その過程で、やはり闇の女神のスキルについては話に出てこない。わかってはいたけど、それだけは出てこない。
槍と盾はもうやっちゃったからしょうがないとして、闇の女神のスキルは、どこでどうやって熟練度を上げようか? ソロプレイはほとんどする機会がないか? 古き神々の古代神殿で姉ちゃんと別行動する時ぐらいか?
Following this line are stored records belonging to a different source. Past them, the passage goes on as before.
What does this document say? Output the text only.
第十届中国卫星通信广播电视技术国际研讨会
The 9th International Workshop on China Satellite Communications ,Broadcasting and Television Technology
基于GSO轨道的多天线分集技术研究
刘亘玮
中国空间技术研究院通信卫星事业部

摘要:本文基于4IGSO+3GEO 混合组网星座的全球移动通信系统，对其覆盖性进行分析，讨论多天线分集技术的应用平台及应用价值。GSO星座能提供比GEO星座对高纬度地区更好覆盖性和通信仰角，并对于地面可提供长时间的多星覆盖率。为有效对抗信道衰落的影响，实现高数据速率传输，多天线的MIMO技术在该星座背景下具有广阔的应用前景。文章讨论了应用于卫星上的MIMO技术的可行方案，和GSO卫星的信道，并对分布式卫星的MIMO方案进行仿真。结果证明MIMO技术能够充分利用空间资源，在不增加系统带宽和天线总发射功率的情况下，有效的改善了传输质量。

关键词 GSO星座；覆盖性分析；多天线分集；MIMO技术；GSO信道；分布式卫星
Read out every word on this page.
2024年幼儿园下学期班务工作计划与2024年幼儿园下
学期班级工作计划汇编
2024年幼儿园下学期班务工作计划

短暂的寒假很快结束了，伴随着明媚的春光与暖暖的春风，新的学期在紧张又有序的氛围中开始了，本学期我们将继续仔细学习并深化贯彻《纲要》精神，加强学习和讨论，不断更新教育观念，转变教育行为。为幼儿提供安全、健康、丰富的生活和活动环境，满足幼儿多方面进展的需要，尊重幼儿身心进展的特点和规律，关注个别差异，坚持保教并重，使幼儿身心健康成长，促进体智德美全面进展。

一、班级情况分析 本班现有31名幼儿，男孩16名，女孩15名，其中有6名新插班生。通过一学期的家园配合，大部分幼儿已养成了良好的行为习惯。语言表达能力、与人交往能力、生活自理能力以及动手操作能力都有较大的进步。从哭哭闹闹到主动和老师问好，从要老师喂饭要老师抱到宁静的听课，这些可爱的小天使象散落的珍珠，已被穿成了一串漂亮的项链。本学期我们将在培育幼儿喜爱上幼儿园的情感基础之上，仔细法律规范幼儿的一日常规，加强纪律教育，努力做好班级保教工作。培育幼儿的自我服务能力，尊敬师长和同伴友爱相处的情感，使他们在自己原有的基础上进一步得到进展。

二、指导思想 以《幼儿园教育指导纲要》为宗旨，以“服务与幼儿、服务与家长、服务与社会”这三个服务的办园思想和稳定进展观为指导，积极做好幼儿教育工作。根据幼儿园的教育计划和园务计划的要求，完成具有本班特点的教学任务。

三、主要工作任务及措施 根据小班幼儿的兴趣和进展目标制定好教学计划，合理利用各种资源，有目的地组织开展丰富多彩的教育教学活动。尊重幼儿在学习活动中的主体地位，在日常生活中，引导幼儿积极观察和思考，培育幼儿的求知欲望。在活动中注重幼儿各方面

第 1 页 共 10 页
「全ての神々のスキルが使えるって、本当にお義父さまが言った通りだわ」
「侯爵さまが? 何かおっしゃっていたのですか?」
「ええ。アインのことを『神々に愛されているとしか思えないね』なんて言ってたわね」
……そういや、いつだったか、えっと、確かヴィクトリアさんの洗礼の時だったかな? なんか、そんな感じのことをシルバーダンディに言われた記憶があるな? まんまそんな名前のジョブになったけどな。なったけども。
アレか? アレがフラグだったのか!?
シルバーダンディの立てたフラグで『神々の寵児』なんてモンになっちゃったのか!? いや、別にいいんだけどな? とんでもなくチートなジョブだとは思うけど、究極の器用貧乏かもしれないけど、とにかく全部のジョブが使える可能性があるってのはプラスでしかない。加護もめっちゃかかってるし!?
なんか色々と考察しながらダンジョンで狩りができるなんて、みんな、ワケわかんねぇくらい強くなってきてんだよな。
言うまでもなくそん中で一番強いのはおれだけどな。おれなんだけども……。